As much as I moan about the pain of keeping up with my inbox, email is still by far my preferred method of receiving pitches. Thanks to tools like Dropbox's Mailbox and Google's Inbox, email is faster than ever to deal with, and having pitches all in one place makes it much easier to get through them all. I can devote a certain amount of each day to working through them, rather than picking around across multiple networks.What's more, email just feels like the right place for pitches, in a way that a Twitter mention or a LinkedIn message don't. Please send pitches to martin@thenextweb.com. I can't reply to every pitch, but I do read them all.
Twitter is my main social medium.

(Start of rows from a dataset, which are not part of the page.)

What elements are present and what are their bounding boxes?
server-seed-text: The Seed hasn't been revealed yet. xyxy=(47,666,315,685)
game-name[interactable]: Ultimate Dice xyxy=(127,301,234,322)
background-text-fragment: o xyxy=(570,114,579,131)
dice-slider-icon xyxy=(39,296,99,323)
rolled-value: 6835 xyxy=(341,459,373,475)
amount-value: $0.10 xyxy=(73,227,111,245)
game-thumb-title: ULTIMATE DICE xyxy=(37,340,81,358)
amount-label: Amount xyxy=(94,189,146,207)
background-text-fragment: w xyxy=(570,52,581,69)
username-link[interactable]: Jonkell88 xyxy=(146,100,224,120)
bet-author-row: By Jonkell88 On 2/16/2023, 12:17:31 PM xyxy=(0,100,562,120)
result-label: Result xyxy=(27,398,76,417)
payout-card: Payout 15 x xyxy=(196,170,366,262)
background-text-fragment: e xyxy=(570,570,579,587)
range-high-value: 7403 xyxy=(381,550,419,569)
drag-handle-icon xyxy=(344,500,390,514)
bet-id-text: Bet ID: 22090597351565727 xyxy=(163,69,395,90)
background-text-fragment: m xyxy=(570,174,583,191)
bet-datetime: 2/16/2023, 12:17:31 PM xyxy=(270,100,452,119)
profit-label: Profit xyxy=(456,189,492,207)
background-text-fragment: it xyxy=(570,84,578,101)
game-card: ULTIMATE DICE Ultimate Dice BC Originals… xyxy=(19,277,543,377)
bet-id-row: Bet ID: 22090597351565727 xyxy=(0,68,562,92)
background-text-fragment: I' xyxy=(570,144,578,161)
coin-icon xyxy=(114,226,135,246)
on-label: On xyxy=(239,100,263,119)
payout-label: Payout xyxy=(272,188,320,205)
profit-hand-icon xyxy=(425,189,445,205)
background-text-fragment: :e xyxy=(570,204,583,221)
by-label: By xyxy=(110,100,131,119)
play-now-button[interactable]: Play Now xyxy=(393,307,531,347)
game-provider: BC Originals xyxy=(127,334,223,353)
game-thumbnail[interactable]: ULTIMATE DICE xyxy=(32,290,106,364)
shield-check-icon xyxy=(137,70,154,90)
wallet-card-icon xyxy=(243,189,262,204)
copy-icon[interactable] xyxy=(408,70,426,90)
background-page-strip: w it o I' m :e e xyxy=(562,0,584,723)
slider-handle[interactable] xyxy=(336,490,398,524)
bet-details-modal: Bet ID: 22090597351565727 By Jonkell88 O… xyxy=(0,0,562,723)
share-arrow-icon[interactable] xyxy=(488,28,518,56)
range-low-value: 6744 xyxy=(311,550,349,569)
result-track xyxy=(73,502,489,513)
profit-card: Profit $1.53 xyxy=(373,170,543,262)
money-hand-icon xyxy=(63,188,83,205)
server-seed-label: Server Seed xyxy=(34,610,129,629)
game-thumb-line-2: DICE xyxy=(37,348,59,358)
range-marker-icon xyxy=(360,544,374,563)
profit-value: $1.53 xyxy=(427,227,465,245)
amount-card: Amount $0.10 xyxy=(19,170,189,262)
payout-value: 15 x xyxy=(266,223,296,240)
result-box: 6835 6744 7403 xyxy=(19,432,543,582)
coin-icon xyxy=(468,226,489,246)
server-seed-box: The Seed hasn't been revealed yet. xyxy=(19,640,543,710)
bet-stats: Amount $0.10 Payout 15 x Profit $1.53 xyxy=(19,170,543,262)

I use it for a mixture of sharing news, chatting to people and as an outlet for the terrible puns that pop into my head all too often.Sometimes I receive pitches in my mentions stream. I can see why people do this (if journalists' email inboxes are full, why not pitch them somewhere more lightweight?) but you're limiting the amount of time your pitch can be acted upon. If your tweet goes too far below the fold in my mentions stream, I'll probably never act on it.Occasionally (very occasionally) a tweeted pitch has led to coverage on TNW, but more often than not such pitches are ignored as they arrived at a time when I was too busy to look at them and then when I do have time, I've received a bunch more mentions so I forget. If the pitch had been emailed, I'd have got to it eventually.
I mainly accept Facebook friend requests from people I've met in person, or who I know pretty well online, and I use it for sharing personal news and a bit of tech news.Facebook is a terrible place for pitching journalists, not least because if your message gets automatically filtered into the 'Other' folder it may never get read. I've just looked in my Other folder for the first time in seven months and there are a bunch of unread messages. If they'd have been emailed, I'd have seen them much sooner.What's more, many people (me included) prefer to use Facebook for personal communication, so pitches feel out of place. Once again – email please!
I don't actually use LinkedIn much. It's useful for looking up people's work history though, and I accept connection requests from people I already know and from people who seem to do interesting work. There are plenty of connection requests I've just ignored because I don't know who they are and they don't introduce themselves.If you send a request please add a note saying why you want to connect (I'm far from the only person who wishes people would do this). And if you just want to connect to pitch, please email instead. Once we've conversed by email, that feels (to me) a better time to connect on LinkedIn....And there we go. I just wanted to get that off my chest so I can feel less guilty about ignoring pitches sent to places other than my email inbox. Into 2015 we go!